DailyBubble News
DailyBubble News

EUR/USD hangs near its lowest level since early May, seems vulnerable below 1.0700 mark

The EUR/USD pair is facing challenges as it struggles to attract buyers due to a combination of factors. Political uncertainty in Europe, along with disappointing Eurozone PMI data, is weighing on the Euro. At the same time, the Federal Reserve’s hawkish stance is pushing the USD to multi-week highs, adding further pressure.

The pair remains low for the third consecutive day, hovering around 1.0690-1.0685 during the Asian session. Concerns about the outcome of a snap election in France are impacting the Euro, as fears of a worsening fiscal situation loom. Additionally, the recent PMI data showing a slowdown in business activity in the Eurozone is contributing to the downward pressure on EUR/USD. The USD Index is also climbing to its highest level since May, supported by strong US business activity data.
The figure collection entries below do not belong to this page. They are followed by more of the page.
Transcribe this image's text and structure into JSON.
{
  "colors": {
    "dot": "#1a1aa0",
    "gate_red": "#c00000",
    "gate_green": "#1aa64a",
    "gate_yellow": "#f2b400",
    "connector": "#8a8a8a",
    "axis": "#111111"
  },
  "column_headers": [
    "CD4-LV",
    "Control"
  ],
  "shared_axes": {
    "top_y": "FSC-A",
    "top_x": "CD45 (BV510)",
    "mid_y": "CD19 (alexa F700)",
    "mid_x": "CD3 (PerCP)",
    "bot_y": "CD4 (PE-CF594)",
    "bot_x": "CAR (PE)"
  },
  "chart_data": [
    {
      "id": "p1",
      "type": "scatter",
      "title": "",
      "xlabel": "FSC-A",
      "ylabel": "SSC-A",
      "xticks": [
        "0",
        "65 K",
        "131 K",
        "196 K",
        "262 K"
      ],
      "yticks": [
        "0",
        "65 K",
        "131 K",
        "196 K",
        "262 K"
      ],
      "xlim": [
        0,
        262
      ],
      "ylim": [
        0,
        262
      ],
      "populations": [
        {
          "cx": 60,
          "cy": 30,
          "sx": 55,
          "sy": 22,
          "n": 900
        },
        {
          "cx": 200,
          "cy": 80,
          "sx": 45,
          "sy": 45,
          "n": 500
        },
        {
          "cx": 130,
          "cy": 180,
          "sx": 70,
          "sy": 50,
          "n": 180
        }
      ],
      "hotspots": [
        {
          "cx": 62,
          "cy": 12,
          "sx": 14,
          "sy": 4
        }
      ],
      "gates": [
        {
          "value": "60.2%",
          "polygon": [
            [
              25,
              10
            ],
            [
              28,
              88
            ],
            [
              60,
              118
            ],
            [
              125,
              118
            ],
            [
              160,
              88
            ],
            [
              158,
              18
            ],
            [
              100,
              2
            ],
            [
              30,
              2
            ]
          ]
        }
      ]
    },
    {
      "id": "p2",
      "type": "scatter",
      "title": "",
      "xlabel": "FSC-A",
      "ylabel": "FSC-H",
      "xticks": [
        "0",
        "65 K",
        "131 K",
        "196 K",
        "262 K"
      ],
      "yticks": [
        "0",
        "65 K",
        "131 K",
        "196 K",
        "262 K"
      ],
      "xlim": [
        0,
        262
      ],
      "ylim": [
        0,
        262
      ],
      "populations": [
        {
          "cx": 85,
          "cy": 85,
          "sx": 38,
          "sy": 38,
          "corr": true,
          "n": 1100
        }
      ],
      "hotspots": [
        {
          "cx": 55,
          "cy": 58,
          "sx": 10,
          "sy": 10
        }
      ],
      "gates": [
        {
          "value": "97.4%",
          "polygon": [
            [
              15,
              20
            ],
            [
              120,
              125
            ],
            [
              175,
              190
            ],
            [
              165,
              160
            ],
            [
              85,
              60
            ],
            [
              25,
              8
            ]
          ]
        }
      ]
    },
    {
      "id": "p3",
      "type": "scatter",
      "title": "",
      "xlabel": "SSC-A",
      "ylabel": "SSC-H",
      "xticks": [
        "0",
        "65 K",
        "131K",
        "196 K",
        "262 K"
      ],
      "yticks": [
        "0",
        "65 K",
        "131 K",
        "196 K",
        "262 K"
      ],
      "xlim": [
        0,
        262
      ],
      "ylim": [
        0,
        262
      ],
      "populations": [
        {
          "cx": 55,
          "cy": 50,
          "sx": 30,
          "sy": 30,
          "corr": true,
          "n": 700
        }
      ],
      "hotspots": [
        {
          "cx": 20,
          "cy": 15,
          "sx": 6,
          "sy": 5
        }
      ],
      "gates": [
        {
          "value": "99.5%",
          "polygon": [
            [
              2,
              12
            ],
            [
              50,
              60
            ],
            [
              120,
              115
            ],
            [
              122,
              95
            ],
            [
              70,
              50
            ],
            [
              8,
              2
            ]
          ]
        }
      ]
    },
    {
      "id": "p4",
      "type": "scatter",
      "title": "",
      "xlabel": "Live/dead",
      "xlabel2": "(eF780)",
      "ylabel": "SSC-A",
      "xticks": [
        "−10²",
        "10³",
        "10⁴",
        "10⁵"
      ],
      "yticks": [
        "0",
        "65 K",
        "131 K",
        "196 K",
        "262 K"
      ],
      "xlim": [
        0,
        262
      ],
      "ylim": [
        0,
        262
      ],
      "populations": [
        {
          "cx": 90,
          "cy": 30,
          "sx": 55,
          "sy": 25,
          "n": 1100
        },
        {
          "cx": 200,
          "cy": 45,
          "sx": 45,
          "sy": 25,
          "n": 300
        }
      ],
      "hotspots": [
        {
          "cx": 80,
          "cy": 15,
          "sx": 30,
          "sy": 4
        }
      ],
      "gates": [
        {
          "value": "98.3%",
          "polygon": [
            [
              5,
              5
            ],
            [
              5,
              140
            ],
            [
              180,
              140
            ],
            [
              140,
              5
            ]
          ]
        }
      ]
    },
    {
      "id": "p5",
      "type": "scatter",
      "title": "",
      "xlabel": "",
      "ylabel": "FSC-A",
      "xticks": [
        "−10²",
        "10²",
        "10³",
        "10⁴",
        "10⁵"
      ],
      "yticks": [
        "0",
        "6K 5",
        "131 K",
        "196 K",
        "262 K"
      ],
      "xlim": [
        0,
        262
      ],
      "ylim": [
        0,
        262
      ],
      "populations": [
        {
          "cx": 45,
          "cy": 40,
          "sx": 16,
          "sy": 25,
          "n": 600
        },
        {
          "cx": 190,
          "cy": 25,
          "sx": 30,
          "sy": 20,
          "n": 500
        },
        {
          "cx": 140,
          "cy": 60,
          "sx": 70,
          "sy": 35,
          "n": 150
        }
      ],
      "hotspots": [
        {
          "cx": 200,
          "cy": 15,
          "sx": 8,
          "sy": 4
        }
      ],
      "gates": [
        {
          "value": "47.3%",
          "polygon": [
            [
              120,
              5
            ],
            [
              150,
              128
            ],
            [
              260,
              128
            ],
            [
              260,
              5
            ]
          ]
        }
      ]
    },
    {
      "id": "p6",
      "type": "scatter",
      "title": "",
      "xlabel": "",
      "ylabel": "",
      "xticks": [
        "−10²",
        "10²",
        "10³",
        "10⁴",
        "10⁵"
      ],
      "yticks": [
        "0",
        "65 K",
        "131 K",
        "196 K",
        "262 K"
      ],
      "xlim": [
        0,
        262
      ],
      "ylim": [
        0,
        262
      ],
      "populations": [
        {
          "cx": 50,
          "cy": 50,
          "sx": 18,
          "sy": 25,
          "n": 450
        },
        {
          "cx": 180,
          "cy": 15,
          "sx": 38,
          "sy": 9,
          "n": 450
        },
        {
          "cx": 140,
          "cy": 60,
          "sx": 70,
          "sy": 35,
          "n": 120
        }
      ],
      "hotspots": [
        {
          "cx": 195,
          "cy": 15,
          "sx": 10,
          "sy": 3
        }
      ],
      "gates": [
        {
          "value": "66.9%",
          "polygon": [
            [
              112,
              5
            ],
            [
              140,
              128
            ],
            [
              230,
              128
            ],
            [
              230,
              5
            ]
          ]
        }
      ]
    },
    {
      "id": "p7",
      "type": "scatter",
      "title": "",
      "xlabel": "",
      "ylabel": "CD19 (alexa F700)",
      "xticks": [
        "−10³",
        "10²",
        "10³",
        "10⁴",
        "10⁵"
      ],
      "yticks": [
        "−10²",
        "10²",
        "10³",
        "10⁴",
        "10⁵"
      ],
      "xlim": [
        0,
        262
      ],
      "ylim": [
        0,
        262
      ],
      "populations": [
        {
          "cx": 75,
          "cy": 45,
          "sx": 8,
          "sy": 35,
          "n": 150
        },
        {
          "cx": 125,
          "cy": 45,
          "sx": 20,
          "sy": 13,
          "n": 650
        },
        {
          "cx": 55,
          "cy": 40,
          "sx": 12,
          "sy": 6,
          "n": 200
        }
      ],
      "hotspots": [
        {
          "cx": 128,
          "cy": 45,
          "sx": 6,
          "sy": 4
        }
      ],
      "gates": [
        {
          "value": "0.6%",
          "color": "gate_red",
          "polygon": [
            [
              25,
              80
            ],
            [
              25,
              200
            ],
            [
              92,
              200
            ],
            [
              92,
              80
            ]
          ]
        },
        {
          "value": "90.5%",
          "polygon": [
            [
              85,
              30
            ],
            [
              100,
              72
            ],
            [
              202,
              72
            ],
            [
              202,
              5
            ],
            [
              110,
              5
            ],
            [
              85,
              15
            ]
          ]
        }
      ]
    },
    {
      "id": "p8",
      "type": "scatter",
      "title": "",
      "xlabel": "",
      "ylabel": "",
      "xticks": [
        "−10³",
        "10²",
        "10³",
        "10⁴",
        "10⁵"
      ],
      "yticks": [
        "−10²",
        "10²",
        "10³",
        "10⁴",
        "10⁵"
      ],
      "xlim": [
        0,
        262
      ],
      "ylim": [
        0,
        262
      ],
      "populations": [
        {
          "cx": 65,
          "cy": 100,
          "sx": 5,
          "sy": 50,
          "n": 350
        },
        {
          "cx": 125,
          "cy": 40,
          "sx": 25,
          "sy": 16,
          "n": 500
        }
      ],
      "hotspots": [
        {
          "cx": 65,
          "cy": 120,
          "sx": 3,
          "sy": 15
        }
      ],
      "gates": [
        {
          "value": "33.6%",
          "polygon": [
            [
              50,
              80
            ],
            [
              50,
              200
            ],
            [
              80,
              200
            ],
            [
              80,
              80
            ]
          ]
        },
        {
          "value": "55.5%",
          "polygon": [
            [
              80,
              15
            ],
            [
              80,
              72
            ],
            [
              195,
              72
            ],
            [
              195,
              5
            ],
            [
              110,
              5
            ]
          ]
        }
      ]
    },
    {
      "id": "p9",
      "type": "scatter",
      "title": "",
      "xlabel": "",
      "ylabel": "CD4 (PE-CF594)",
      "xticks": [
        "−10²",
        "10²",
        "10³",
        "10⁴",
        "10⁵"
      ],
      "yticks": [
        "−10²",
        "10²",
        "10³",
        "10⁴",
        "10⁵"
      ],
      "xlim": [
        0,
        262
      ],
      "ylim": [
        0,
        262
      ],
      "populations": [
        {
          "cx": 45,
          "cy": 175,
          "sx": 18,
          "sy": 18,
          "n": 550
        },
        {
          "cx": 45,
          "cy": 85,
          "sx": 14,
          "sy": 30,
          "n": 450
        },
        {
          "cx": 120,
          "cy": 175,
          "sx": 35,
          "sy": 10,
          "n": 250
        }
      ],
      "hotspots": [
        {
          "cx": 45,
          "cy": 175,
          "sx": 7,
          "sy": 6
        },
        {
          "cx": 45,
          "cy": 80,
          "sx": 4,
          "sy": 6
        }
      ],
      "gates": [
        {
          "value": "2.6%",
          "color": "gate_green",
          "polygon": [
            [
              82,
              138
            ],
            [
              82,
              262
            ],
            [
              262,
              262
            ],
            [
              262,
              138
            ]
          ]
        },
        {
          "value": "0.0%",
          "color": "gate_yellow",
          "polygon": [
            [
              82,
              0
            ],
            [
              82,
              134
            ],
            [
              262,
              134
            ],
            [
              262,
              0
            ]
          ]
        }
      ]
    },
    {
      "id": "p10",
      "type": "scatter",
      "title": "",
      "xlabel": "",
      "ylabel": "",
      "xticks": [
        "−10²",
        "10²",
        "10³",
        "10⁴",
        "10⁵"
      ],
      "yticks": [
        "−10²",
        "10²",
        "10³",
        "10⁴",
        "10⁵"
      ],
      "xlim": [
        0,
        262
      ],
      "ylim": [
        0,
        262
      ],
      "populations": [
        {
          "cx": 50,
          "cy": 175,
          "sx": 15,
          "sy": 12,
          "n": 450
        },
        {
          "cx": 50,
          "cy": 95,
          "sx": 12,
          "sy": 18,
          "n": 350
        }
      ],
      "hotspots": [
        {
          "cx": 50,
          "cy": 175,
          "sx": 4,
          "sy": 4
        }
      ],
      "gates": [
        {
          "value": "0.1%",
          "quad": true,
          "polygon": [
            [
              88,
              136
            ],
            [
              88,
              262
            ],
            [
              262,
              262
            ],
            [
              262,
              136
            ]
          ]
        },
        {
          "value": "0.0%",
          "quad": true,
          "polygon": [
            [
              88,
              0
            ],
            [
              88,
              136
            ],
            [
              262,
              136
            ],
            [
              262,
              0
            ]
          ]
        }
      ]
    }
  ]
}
Traders are keeping an eye on upcoming US data, particularly the PCE Price Index, to gauge the Fed’s rate-cut path. This will play a significant role in determining the near-term dynamics of the USD and could provide momentum for the EUR/USD pair. German IFO Business Climate data and speeches from FOMC members will also be important for short-term trading opportunities in the absence of major US economic releases.